Público
Público

La corrupción desvía la ayuda internacional para Afganistán

'The Wall Street Journal' revela que 3.000 millones de dólares han salido del país

Publicidad
Media: 0
Votos: 0
Comentarios:

Desde el inicio de la guerra y la caída del régimen de los talibanes, hace nueve años, Afganistán registra tasas de crecimiento económico de alrededor del 10%. Todo un récord. Sin embargo, sigue siendo uno de los países más pobres del mundo, donde la corrupción y el comercio de opio impiden el desarrollo de la sanidad y de la educación. Una de las otras razones del estancamiento de Afganistán es la evasión de la ayuda internacional. Según una información de The Wall Street Journal más de 3.000 millones de dólares (unos 2.450 millones de euros) han salido del aeropuerto internacional de Kabul desde 2006.

'Los investigadores estadounidenses creen que funcionarios afganos de alta jerarquía y sus socios están enviando miles de millones de dólares en fondos malversados de la ayuda estadounidense, junto con dinero de la droga, a refugios financieros en el exterior', se afirma en el periódico, que cita como fuente a funcionarios afganos y estadounidenses anónimos. El dinero en efectivo 'metido en valijas, amontonado en pilas y cargado en aviones, se declara y se transfiere de manera legal'.

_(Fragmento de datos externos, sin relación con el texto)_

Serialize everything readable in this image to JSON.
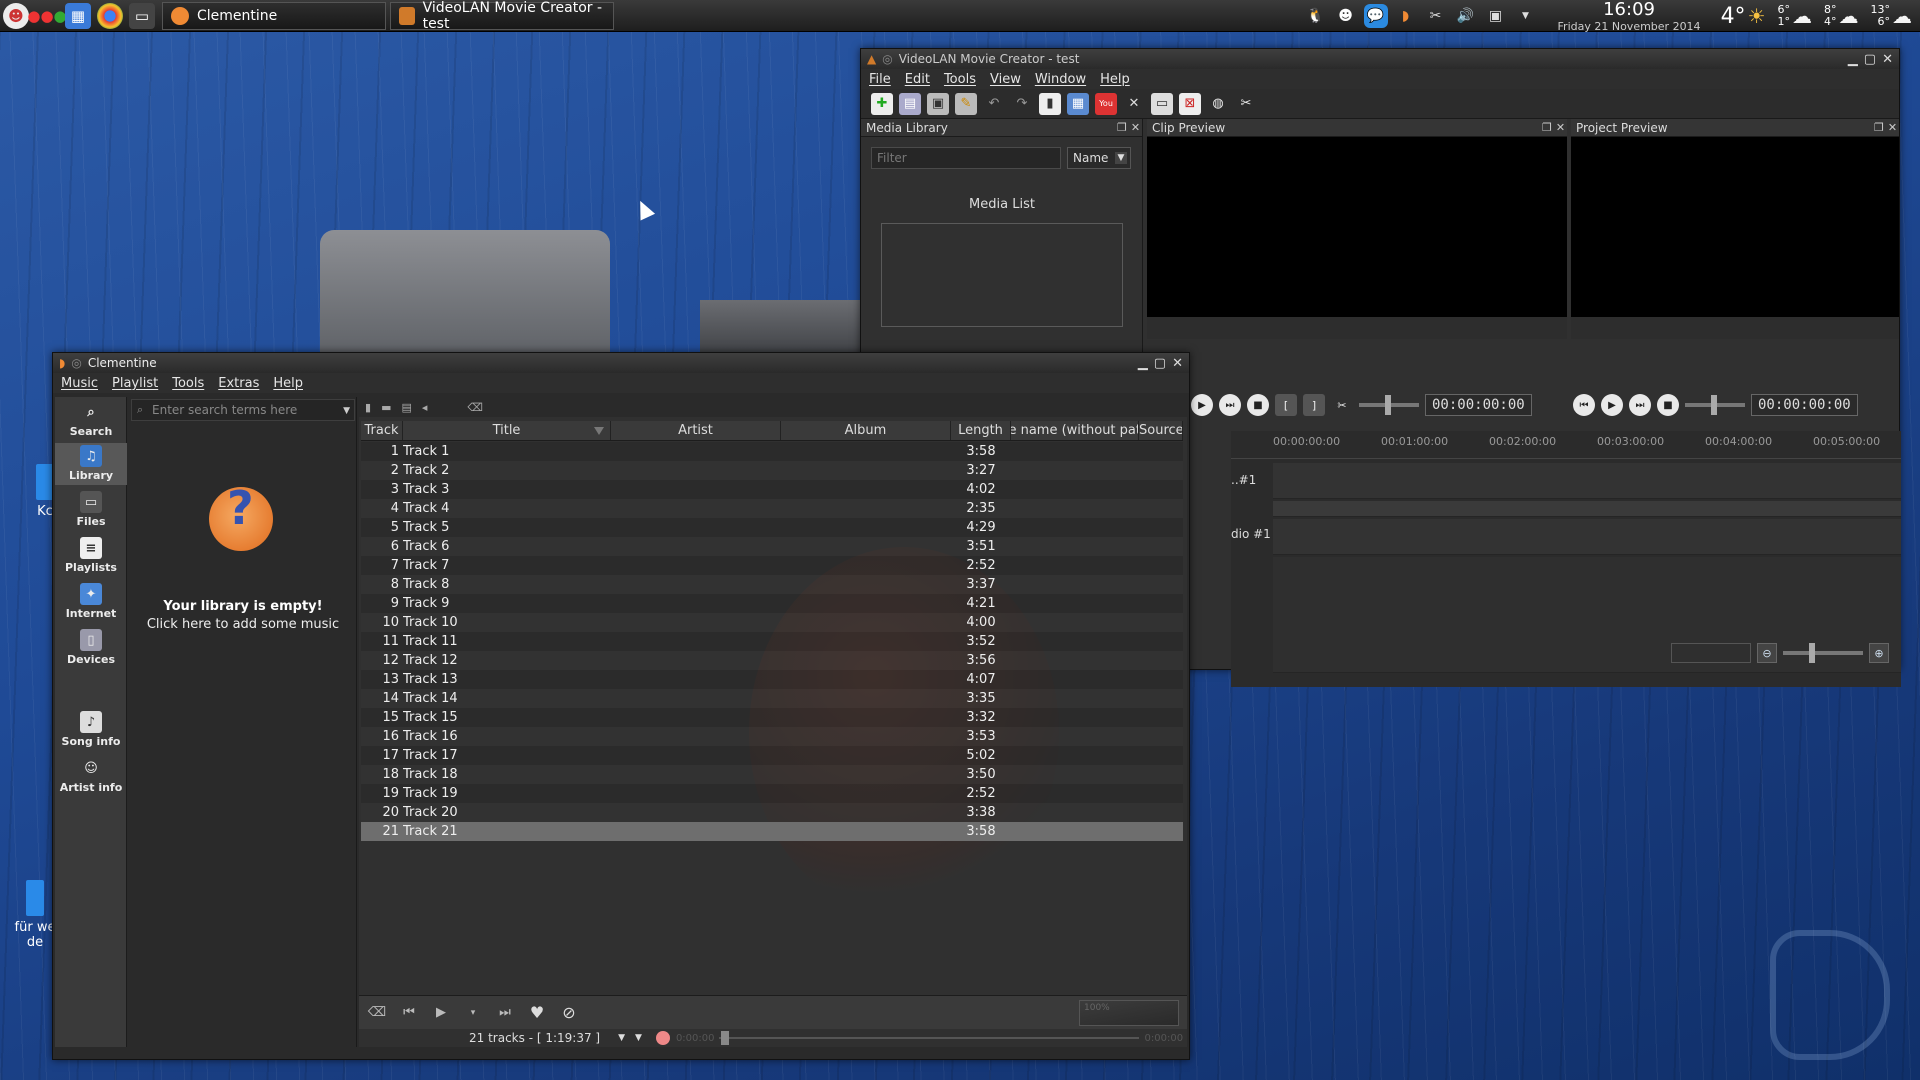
{
  "taskbar": {
    "tasks": [
      {
        "label": "Clementine",
        "icon": "clementine-icon"
      },
      {
        "label": "VideoLAN Movie Creator - test",
        "icon": "vlmc-icon"
      }
    ],
    "clock_time": "16:09",
    "clock_date": "Friday 21 November 2014",
    "weather": {
      "current": "4°",
      "days": [
        {
          "high": "6°",
          "low": "1°"
        },
        {
          "high": "8°",
          "low": "4°"
        },
        {
          "high": "13°",
          "low": "6°"
        }
      ]
    }
  },
  "desktop": {
    "icons": [
      "Kc",
      "für we de"
    ]
  },
  "vlmc": {
    "title": "VideoLAN Movie Creator - test",
    "menu": [
      "File",
      "Edit",
      "Tools",
      "View",
      "Window",
      "Help"
    ],
    "media_library": {
      "title": "Media Library",
      "filter_placeholder": "Filter",
      "sort_value": "Name",
      "list_caption": "Media List"
    },
    "clip_preview": {
      "title": "Clip Preview",
      "time": "00:00:00:00"
    },
    "project_preview": {
      "title": "Project Preview",
      "time": "00:00:00:00"
    },
    "timeline": {
      "ruler": [
        "00:00:00:00",
        "00:01:00:00",
        "00:02:00:00",
        "00:03:00:00",
        "00:04:00:00",
        "00:05:00:00"
      ],
      "tracks": [
        "..#1",
        "dio #1"
      ]
    }
  },
  "clementine": {
    "title": "Clementine",
    "menu": [
      "Music",
      "Playlist",
      "Tools",
      "Extras",
      "Help"
    ],
    "sidebar": [
      "Search",
      "Library",
      "Files",
      "Playlists",
      "Internet",
      "Devices",
      "Song info",
      "Artist info"
    ],
    "search_placeholder": "Enter search terms here",
    "library_empty_title": "Your library is empty!",
    "library_empty_sub": "Click here to add some music",
    "columns": {
      "track": "Track",
      "title": "Title",
      "artist": "Artist",
      "album": "Album",
      "length": "Length",
      "file": "File name (without path)",
      "source": "Source"
    },
    "tracks": [
      {
        "n": "1",
        "title": "Track 1",
        "length": "3:58"
      },
      {
        "n": "2",
        "title": "Track 2",
        "length": "3:27"
      },
      {
        "n": "3",
        "title": "Track 3",
        "length": "4:02"
      },
      {
        "n": "4",
        "title": "Track 4",
        "length": "2:35"
      },
      {
        "n": "5",
        "title": "Track 5",
        "length": "4:29"
      },
      {
        "n": "6",
        "title": "Track 6",
        "length": "3:51"
      },
      {
        "n": "7",
        "title": "Track 7",
        "length": "2:52"
      },
      {
        "n": "8",
        "title": "Track 8",
        "length": "3:37"
      },
      {
        "n": "9",
        "title": "Track 9",
        "length": "4:21"
      },
      {
        "n": "10",
        "title": "Track 10",
        "length": "4:00"
      },
      {
        "n": "11",
        "title": "Track 11",
        "length": "3:52"
      },
      {
        "n": "12",
        "title": "Track 12",
        "length": "3:56"
      },
      {
        "n": "13",
        "title": "Track 13",
        "length": "4:07"
      },
      {
        "n": "14",
        "title": "Track 14",
        "length": "3:35"
      },
      {
        "n": "15",
        "title": "Track 15",
        "length": "3:32"
      },
      {
        "n": "16",
        "title": "Track 16",
        "length": "3:53"
      },
      {
        "n": "17",
        "title": "Track 17",
        "length": "5:02"
      },
      {
        "n": "18",
        "title": "Track 18",
        "length": "3:50"
      },
      {
        "n": "19",
        "title": "Track 19",
        "length": "2:52"
      },
      {
        "n": "20",
        "title": "Track 20",
        "length": "3:38"
      },
      {
        "n": "21",
        "title": "Track 21",
        "length": "3:58"
      }
    ],
    "selected_track": "21",
    "status": "21 tracks - [ 1:19:37 ]",
    "elapsed": "0:00:00",
    "remaining": "0:00:00",
    "volume": "100%"
  }
}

La falta de claridad acerca de los orígenes del dinero llamó la atención de las autoridades, y los funcionarios citados por el diario creen que 'parte del dinero, si no todo, proviene de los proyectos de ayuda extranjera y de los contratos estadounidenses, europeos y de la OTAN para proveer protección, suministros y labores de reconstrucción para las tropas de la coalición desplegadas en Afganistán'. La OTAN, por ejemplo, gastó unos 14.000 millones de dólares sólo en el último año.

'El dinero se transfiere de manera legal', apunta el diario

'El dinero en efectivo que sale de Kabul cada año es más que lo recolectado en impuestos y gravámenes aduaneros por el Gobierno afgano en todo el país', apunta The Wall Street Journal. Porque, explican las fuentes citadas en el artículo, 'las ganancias del contrabando de opio también forman parte del flujo de dinero, al igual que el dinero que los talibanes obtienen de las drogas y la extorsión'.

Entre los altos cargos que mandan al extranjero el dinero recibido como ayuda internacional figura Mahmud Karzai, el hermano del presidente afgano Hamid Karzai, que también tiene nacionalidad estadounidense. El presidente convocó el pasado sábado una rueda de prensa en la que confesó que 'existen posibilidades de corrupción'. Y no quiso entrar en detalles.

Lo que sí confirmó una fuente del palacio presidencial de Kabul es que Karzai se reunió la semana pasada en Kabul con parte de la cúpula militar pakistaní y un grupo de talibanes, aunque el ejército de Pakistán lo niega.

A la reunión con los talibanes habrían asistido el jefe del ejército pakistaní, Ashfaq Pervez Kiyani, y el máximo dirigente de los servicios secretos pakistaníes (ISI), el general Ahmed Shuja Pasha, afirma la misma fuente, que pidió el anonimato. Kityani y Pasha acudieron acompañados de un grupo de talibanes, aunque no se precisa ni las identidades de los insurgentes ni el contenido de las conversaciones.

El presidente Karzai se reunió la semana pasada con líderes talibanes

La cadena de televisión Al Yazira aseguró el pasado domingo que entre los asistentes se encontraba el líder insurgente Sirajudín Haqqani, jefe de la red fundamentalista Haqqani, una de las más activas en la zona junto a Al Qaeda y que tiene su centro de operaciones supuestamente en las áreas tribales del oeste de Pakistán.

Los analistas afganos apuntan que con esta mediación entre Karzai y los talibanes cuyo régimen era reconocido y respaldado por Islamabad Pakistán intenta preparar el día después de la retirada de las fuerzas estadounidenses, prevista para finales de 2011, y asegurar su influencia futura sobre Afganistán.

El presidente Hamid Karzai, que organizó a comienzos de junio una jirga (asamblea) de paz, lleva tiempo intentando abrir vías de negociación con distintos sectores de los insurgentes afganos para poner fin al conflicto armado, que se ha agravado en los últimos años.